Bij zo’n bepaling was voor de titratie van het overgebleven zoutzuur 16,7 mL natronloog nodig.
o d. Ga door berekening na of in het ontzuurde papier inderdaad 0,60 massaprocent (of meer) aan magnesiumoxide aanwezig is.


Hier heb ik wat moeite mee.
20, 0 mL 0,100M HCL = 0,0020 H+ ionen
16,7 mL 0,100 M NaOH = 0,00167 OH- ionen
Heeft 3,3*10^-4 H+ gereageerd met OH-?
Molverhouding 1 MgO staat op 2 OH-?
1,65* 10^-4 * molmassa MgO = 0,0065 gram
Klopt het antwoord 0,65% MgO?

Gebruikersavatar
Berichten: 10.561

Re: [scheikunde] oplosbaarheidsproduct

Het antwoord klopt, maar de uitwerking niet.

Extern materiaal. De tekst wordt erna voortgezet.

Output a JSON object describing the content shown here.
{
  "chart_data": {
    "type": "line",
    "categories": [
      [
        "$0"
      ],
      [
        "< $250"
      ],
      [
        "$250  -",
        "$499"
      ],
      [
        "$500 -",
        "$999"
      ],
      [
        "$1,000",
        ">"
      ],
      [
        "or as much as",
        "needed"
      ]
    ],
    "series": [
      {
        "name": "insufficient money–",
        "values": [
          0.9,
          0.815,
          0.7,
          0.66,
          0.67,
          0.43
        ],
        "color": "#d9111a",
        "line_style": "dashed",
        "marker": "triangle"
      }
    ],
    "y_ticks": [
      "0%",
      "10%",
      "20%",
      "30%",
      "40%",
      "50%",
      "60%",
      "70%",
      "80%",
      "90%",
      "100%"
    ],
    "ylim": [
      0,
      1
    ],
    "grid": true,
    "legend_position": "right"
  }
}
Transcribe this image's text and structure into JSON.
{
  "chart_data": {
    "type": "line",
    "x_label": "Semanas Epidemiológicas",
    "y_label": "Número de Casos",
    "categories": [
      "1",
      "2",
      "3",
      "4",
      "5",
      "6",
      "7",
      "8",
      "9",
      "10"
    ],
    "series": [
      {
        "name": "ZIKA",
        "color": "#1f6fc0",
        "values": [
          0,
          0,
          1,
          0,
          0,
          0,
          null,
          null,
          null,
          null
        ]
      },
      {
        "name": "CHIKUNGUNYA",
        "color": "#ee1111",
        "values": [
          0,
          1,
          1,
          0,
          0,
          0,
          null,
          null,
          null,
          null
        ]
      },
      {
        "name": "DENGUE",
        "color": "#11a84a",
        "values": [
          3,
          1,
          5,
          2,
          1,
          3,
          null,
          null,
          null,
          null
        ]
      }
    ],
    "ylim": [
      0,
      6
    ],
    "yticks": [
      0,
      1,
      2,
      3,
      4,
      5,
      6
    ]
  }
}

Althans, het staat er niet zo netjes.

Men voegt een (overmaat) HCl-oplossing toe. Die zal reageren met het de opgeloste Mg(OH)2, maar ook met de niet-opgeloste Mg(OH)2 én met de nog aanwezige MgO.

In alle 3 de gevallen krijg je een andere reactievergelijking. In alle gevallen kun je stellen een verbruik 2 mol H+ kan worden herleid naar 1 mol MgO dat aanwezig is of is geweest. Maar het is wel goed om dat netjes aan te tonen aan de hand van de informatie die eerder is gegeven:

Een deel van het aangebrachte magnesiumoxide reageert met dit water en wordt omgezet tot magnesiumhydroxide. Het magnesiumhydroxide lost gedeeltelijk op in het water in het papier. In het papier ontstaat zo een verzadigde oplossing van magnesiumhydroxide, waarin zich het volgende heterogene evenwicht heeft ingesteld:
Mg(OH)2 Mg2+ + 2 OH–


Bij de informatie uit de eerste zin hoort ook een reactievergelijking. Stel die ook op en laat daarmee zien dat 1 mol MgO overeenkomt met 1 mol Mg(OH)2 en dus met 2 mol OH-, en met het verbruik van 2 mol H+ uit de HCl-oplossing. Het lijkt een beetje overdreven maar chemisch rekenen kun je beter te netjes doen dan te slordig. Beter om geen stappen over te slaan en altijd duidelijk aan te geven wat alle reactievergelijkingen zijn en welke molverhouding er uiteindelijk uit rolt.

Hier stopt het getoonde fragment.